[Python-Dev] Tuning Python dicts (original) (raw)

Reid Kleckner rnk at mit.edu
Sat Apr 10 23:35:24 CEST 2010


On Sat, Apr 10, 2010 at 4:40 PM, Antoine Pitrou <solipsis at pitrou.net> wrote:

Reid Kleckner <rnk mit.edu> writes:

I think you're right about the number of collisions, though.  CPython dicts use a pretty low load factor (2/3) to keep collision counts down.  One of the major benefits cited in the paper is the ability to maintain performance in the face of higher load factors, so I may be able to bump up the load factor to save memory.  This would increase collisions, but then that wouldn't matter, because resolving them would only require looking within two consecutive cache lines. Why wouldn't it matter? Hash collisions still involve more CPU work, even though if you're not access memory a lot.

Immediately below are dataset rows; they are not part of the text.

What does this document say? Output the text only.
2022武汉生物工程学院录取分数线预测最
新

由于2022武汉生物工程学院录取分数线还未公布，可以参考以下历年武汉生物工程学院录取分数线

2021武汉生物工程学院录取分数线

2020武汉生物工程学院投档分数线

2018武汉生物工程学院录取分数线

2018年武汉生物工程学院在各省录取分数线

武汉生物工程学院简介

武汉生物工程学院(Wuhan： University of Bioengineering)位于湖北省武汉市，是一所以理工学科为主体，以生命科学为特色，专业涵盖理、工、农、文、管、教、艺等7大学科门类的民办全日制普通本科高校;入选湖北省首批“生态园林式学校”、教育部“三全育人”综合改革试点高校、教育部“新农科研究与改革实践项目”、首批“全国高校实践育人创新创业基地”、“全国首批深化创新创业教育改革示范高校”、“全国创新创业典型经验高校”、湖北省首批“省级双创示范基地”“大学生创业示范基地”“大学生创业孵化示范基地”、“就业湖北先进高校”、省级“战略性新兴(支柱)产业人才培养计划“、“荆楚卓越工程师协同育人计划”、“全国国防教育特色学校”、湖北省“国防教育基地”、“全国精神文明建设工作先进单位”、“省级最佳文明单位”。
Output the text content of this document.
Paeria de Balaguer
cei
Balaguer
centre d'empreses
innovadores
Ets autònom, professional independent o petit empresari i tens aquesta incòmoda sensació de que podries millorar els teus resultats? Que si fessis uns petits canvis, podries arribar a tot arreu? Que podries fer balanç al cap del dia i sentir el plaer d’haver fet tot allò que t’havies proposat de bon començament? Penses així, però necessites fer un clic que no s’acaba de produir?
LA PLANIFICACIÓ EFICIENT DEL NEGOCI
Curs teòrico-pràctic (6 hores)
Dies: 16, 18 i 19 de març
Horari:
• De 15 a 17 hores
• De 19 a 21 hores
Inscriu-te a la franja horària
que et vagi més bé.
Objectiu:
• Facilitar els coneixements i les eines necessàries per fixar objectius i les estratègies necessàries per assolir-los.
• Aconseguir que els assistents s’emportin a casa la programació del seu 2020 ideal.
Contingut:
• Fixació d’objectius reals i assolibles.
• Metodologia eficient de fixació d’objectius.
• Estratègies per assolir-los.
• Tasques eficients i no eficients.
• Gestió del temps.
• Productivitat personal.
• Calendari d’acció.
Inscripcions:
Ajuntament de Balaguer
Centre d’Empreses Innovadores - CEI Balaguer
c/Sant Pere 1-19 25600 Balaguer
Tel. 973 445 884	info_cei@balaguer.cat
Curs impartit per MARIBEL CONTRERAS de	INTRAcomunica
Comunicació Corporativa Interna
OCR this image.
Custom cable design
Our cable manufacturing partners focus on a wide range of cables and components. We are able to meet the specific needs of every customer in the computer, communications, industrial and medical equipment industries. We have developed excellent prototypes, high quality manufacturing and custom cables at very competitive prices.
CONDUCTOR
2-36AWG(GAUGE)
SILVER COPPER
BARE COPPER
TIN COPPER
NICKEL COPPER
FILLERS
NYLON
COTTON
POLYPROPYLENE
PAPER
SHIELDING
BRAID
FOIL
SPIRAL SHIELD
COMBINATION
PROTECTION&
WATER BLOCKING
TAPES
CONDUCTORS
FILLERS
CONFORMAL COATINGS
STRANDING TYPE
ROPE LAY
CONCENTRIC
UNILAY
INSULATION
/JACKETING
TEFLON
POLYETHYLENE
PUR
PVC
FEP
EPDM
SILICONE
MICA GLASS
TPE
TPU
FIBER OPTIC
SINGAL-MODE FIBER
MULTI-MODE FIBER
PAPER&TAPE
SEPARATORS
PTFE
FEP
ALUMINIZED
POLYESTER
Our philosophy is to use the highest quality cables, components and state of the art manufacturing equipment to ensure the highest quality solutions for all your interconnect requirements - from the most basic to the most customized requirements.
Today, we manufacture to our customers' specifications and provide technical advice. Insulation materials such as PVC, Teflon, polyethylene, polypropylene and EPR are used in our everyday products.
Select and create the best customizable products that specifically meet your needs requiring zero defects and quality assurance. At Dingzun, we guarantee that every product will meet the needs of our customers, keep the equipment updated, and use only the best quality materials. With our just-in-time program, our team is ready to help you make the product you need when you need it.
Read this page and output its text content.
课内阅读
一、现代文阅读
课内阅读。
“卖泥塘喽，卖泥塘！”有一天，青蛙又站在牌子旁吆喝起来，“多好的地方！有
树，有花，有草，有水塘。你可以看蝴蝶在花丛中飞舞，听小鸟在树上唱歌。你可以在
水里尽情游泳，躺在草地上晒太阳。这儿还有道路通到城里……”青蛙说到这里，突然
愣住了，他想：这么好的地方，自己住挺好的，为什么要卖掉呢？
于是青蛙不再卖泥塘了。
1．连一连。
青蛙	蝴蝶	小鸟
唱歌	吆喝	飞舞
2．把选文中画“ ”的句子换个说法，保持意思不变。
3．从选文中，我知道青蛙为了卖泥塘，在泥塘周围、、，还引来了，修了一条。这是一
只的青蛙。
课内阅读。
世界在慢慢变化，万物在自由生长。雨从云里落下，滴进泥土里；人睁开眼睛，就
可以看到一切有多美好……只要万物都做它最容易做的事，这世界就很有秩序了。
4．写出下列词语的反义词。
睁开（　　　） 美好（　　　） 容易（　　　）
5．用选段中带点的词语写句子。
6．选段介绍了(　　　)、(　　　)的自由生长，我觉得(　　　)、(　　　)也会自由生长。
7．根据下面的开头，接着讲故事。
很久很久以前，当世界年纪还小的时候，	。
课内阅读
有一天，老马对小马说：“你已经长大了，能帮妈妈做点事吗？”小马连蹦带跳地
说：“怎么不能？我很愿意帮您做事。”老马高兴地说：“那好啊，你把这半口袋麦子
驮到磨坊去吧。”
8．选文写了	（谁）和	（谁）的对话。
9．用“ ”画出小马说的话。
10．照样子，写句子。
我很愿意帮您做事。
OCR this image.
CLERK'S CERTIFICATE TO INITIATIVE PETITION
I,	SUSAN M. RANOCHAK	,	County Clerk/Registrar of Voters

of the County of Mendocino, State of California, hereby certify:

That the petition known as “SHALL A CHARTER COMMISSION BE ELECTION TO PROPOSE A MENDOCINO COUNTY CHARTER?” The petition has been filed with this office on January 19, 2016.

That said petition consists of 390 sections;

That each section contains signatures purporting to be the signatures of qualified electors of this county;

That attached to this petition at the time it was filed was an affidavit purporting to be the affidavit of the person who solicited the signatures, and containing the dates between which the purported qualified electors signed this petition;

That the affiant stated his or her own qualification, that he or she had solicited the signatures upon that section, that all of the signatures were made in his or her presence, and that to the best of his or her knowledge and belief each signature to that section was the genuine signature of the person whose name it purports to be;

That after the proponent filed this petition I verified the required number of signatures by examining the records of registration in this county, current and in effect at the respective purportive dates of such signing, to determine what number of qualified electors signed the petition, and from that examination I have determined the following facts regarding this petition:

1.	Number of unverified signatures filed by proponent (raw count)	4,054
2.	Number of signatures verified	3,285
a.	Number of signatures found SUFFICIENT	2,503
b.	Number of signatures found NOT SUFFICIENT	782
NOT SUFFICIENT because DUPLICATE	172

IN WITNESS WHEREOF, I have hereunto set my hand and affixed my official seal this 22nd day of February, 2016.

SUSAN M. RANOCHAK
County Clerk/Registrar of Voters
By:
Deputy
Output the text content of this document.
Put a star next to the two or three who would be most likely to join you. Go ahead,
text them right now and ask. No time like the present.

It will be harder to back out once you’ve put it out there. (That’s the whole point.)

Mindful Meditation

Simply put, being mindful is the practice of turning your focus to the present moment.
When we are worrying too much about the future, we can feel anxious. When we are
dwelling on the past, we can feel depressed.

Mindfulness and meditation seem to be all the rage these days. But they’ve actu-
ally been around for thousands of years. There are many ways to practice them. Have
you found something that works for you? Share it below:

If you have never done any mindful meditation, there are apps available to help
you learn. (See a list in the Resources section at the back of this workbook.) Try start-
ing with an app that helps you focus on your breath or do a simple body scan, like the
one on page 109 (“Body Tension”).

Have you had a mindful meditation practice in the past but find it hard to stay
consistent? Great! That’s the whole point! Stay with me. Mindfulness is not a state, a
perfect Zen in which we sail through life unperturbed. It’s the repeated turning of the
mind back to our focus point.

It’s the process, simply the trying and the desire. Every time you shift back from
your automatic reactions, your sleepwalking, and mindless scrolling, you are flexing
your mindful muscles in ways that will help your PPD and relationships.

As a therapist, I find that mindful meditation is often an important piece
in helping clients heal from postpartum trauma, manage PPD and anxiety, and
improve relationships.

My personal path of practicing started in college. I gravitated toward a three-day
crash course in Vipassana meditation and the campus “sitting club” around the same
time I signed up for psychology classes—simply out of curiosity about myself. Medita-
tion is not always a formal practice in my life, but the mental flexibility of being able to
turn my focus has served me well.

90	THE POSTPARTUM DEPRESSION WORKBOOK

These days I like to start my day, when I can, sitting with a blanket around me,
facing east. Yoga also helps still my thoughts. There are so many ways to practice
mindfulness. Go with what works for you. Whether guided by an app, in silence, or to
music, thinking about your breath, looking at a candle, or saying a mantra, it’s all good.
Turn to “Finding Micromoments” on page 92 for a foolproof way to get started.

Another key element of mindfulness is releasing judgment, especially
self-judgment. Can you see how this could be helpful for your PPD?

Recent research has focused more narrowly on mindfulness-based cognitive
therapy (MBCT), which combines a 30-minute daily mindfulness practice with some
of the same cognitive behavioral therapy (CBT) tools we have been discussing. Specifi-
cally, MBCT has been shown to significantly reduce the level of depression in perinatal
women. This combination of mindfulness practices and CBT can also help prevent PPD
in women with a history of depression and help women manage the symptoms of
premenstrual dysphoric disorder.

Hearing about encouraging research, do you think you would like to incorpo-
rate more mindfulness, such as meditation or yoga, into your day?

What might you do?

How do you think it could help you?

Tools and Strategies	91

So we know for sure that extra CPU work to avoid cache misses is a big win, but it's never clear whether or not any given memory access will be a miss. Because Python's access patterns are rarely random, it may turn out that all of the elements it accesses are in cache and the extra CPU work dominates. If you have a random access pattern over a large dataset, the dictionary will not fit in cache, and saving random memory accesses at the expense of CPU will be a win.

Reid



More information about the Python-Dev mailing list